Search code examples
restpysparkazure-databricks

PySpark query REST API without knowing scheme


How can I format the PySpark struct types to reflect the following API json result? This is the complete result returned by the API call. Please note, the coordinates element has an unknown dynamic length prior to obtaining the json.

{'type': 'Polygon',
 'coordinates': [[[-74.53703811195342, 43.93214895162186],
   [-74.53765823498132, 43.932511606633376],
   [-74.53790321887529, 43.933052813967755],
...
   
   [-74.53653908240167, 43.93223696479821],
   [-74.53703811195342, 43.93214895162186]]]}

My attempt:

# set up UDF
schema = StructType([
    StructField("type", StringType()),
      StructField("coordinates", StringType()) # I just put a random StringType
])

# then after the API query,
result_df = request_df \
       .withColumn("result", udf_executeRestApi(col("body")))
df = result_df.select([col for col in result_df.columns])
df.show()

and got:

It's showing the Polygon object as expected, but formatted wrong. And the predefined type and coordinates are not recognised here.

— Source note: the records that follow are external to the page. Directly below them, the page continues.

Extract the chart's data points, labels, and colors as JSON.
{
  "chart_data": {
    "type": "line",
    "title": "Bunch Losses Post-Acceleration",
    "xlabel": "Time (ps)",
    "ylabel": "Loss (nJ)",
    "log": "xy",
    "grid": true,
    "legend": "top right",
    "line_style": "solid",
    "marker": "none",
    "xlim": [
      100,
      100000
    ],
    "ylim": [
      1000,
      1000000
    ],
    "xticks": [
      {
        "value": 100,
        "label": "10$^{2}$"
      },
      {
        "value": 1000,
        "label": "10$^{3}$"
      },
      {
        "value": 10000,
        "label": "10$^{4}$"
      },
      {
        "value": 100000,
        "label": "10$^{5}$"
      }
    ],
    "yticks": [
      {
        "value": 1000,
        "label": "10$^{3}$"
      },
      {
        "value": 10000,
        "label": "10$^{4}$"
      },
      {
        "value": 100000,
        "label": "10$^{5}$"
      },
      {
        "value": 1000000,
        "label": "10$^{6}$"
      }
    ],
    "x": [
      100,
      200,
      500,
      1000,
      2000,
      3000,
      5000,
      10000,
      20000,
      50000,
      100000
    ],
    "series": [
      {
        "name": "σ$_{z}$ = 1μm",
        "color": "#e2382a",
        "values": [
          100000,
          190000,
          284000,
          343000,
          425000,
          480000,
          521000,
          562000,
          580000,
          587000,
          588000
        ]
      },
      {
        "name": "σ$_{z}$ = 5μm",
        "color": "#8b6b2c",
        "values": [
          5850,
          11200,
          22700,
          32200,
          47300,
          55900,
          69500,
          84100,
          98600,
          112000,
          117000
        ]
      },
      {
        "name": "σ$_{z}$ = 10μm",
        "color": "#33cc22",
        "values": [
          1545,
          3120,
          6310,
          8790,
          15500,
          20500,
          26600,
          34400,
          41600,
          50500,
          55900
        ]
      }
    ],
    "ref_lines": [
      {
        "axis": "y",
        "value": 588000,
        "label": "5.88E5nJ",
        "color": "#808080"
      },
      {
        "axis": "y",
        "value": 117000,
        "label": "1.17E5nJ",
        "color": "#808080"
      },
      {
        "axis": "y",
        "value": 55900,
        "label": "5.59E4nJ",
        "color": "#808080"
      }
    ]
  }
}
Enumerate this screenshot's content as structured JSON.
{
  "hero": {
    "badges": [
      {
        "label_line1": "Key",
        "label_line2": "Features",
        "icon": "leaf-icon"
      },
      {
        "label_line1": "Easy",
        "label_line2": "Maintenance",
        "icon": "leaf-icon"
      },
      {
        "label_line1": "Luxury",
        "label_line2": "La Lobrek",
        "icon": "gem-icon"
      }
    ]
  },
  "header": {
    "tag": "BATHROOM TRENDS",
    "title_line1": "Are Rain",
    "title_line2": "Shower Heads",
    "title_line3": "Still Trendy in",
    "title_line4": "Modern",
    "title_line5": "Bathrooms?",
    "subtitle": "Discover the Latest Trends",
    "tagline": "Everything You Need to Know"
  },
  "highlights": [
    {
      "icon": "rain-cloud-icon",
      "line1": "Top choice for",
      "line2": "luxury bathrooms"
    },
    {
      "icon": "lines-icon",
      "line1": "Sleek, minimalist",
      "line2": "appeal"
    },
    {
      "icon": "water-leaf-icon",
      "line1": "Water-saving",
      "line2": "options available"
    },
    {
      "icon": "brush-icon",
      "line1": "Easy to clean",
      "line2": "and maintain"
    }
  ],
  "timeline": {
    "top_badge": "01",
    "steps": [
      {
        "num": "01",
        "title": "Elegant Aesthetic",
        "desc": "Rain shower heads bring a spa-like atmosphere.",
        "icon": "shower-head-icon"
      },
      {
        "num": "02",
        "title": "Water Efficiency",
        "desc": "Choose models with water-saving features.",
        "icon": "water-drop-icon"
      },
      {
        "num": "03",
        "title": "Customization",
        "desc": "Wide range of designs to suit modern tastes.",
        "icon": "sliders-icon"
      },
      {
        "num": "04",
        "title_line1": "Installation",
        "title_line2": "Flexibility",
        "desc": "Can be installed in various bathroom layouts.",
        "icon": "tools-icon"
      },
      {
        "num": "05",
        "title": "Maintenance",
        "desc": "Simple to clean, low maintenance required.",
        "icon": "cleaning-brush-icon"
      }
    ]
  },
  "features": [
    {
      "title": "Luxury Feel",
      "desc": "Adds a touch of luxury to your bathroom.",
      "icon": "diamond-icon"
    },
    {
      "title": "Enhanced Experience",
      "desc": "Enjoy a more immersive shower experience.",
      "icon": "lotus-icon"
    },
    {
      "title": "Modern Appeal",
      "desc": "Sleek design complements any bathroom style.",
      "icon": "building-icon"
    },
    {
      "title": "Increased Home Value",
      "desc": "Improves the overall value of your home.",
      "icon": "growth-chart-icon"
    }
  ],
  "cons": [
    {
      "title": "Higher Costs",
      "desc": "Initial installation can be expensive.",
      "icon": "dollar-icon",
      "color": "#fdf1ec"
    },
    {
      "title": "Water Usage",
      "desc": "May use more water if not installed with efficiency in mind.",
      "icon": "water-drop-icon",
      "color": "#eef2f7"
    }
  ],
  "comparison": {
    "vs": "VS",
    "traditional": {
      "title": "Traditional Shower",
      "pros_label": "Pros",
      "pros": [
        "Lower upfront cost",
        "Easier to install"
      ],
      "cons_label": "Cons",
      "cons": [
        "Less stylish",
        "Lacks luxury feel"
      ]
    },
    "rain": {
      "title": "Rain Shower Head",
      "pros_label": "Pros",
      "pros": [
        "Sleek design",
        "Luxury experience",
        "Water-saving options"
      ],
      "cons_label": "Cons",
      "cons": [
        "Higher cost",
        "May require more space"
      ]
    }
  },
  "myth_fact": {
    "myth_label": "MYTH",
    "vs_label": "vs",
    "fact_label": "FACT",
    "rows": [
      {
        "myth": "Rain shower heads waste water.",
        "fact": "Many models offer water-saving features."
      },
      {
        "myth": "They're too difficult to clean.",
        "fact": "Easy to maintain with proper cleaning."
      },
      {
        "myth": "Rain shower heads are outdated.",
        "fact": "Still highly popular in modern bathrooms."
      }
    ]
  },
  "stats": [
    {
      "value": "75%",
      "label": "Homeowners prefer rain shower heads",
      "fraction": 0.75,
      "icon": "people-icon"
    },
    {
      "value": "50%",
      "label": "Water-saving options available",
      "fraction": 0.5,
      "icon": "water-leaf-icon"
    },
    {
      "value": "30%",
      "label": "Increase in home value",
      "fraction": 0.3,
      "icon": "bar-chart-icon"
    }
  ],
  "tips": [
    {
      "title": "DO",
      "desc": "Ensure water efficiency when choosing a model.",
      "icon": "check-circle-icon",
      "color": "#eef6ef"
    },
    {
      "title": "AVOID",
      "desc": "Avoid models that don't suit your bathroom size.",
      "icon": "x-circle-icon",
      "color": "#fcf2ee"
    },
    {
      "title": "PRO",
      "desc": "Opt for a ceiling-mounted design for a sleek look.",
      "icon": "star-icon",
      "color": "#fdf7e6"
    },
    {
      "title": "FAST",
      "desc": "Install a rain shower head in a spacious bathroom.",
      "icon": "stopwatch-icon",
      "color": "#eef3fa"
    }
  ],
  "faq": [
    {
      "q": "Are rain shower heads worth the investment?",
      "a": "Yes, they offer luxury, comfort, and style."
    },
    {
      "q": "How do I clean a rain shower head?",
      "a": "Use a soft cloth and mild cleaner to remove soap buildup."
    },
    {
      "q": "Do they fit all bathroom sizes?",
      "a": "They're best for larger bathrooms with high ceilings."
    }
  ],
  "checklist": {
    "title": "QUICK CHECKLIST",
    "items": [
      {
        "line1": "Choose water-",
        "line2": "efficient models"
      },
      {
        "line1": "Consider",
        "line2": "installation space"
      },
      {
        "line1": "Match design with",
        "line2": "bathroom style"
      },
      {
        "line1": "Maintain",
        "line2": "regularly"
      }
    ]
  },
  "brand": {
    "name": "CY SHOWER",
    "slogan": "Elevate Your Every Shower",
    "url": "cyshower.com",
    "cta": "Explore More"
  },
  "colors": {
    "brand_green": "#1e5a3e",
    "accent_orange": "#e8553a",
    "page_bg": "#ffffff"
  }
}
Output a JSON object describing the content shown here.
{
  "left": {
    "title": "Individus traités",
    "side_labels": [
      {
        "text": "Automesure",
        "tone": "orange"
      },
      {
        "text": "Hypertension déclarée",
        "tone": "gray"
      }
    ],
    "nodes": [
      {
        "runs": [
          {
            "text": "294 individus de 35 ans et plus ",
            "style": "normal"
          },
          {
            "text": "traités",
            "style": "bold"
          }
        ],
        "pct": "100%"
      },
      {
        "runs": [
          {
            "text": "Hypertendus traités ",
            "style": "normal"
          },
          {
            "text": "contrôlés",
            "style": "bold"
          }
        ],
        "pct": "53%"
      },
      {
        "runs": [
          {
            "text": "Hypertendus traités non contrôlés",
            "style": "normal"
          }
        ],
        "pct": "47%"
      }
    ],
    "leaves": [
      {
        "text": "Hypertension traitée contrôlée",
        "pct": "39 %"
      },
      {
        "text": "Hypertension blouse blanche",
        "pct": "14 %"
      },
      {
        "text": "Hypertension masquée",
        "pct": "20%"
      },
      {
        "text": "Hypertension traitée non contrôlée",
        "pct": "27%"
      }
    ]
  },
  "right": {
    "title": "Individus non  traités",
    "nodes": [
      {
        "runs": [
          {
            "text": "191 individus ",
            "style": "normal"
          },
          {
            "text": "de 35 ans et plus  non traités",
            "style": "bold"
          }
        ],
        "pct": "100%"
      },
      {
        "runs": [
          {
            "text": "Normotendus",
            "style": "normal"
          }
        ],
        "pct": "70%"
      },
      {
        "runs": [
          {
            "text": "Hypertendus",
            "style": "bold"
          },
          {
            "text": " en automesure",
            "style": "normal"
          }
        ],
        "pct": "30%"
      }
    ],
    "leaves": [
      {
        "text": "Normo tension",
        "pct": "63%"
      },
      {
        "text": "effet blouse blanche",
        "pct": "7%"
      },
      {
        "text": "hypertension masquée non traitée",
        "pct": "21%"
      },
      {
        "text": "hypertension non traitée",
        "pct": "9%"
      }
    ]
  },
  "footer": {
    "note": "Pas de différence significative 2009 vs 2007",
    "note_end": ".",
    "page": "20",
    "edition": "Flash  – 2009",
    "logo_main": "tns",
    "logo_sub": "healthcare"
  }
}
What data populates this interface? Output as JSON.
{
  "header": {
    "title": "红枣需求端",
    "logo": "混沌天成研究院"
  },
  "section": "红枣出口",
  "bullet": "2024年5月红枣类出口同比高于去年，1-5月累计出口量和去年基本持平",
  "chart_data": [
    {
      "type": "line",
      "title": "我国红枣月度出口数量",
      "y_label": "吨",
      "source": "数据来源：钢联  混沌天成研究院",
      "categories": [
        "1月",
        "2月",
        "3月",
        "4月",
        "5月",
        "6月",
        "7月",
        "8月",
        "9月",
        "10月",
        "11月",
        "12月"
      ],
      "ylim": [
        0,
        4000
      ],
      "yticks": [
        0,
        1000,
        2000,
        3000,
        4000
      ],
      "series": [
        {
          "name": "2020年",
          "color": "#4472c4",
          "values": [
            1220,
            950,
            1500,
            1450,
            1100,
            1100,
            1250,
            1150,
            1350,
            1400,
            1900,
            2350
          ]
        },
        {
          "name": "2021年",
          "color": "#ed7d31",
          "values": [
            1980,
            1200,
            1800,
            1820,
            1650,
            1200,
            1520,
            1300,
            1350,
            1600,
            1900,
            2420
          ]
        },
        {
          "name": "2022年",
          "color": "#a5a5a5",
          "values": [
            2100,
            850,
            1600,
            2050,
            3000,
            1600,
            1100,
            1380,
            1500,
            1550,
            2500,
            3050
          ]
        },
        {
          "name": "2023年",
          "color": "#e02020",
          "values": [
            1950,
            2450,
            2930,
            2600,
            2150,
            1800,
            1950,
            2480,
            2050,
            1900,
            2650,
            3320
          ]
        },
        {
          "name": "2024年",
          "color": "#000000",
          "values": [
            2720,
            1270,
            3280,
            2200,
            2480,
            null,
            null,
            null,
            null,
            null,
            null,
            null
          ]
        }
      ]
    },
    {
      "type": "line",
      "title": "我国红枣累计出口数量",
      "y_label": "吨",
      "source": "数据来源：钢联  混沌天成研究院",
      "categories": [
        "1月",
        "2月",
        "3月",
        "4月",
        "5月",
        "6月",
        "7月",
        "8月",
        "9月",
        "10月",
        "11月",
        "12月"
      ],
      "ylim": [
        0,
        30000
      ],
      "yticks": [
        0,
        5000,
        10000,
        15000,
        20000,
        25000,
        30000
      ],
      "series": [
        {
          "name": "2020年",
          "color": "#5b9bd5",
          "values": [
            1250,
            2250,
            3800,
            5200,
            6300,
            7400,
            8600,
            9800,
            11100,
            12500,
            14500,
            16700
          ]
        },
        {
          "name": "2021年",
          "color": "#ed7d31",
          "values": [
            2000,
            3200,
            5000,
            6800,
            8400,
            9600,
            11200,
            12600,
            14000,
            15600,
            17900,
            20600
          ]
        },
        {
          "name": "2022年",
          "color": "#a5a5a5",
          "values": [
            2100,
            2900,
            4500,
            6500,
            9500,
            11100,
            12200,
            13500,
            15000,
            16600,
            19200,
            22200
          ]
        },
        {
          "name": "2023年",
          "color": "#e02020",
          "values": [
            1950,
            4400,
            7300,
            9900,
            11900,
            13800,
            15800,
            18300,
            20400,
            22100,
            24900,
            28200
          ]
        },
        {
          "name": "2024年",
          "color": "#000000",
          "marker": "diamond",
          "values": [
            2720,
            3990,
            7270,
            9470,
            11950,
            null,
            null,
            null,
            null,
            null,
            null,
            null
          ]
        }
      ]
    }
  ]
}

Here is the result: enter image description here


Solution

  • You can use below schema for you REST Api response.

    schema = StructType([
        StructField("type", StringType()),
        StructField("coordinates", ArrayType(ArrayType(ArrayType(DoubleType()))))]) 
    
    df = spark.createDataFrame([json_data], schema=schema)
    display(df)
    

    Output:

    Also you need to check what your udf returns. Give above schema as return type while registering udf and return your json data directly.If you provide your udf function it will help me to resolve this clearly.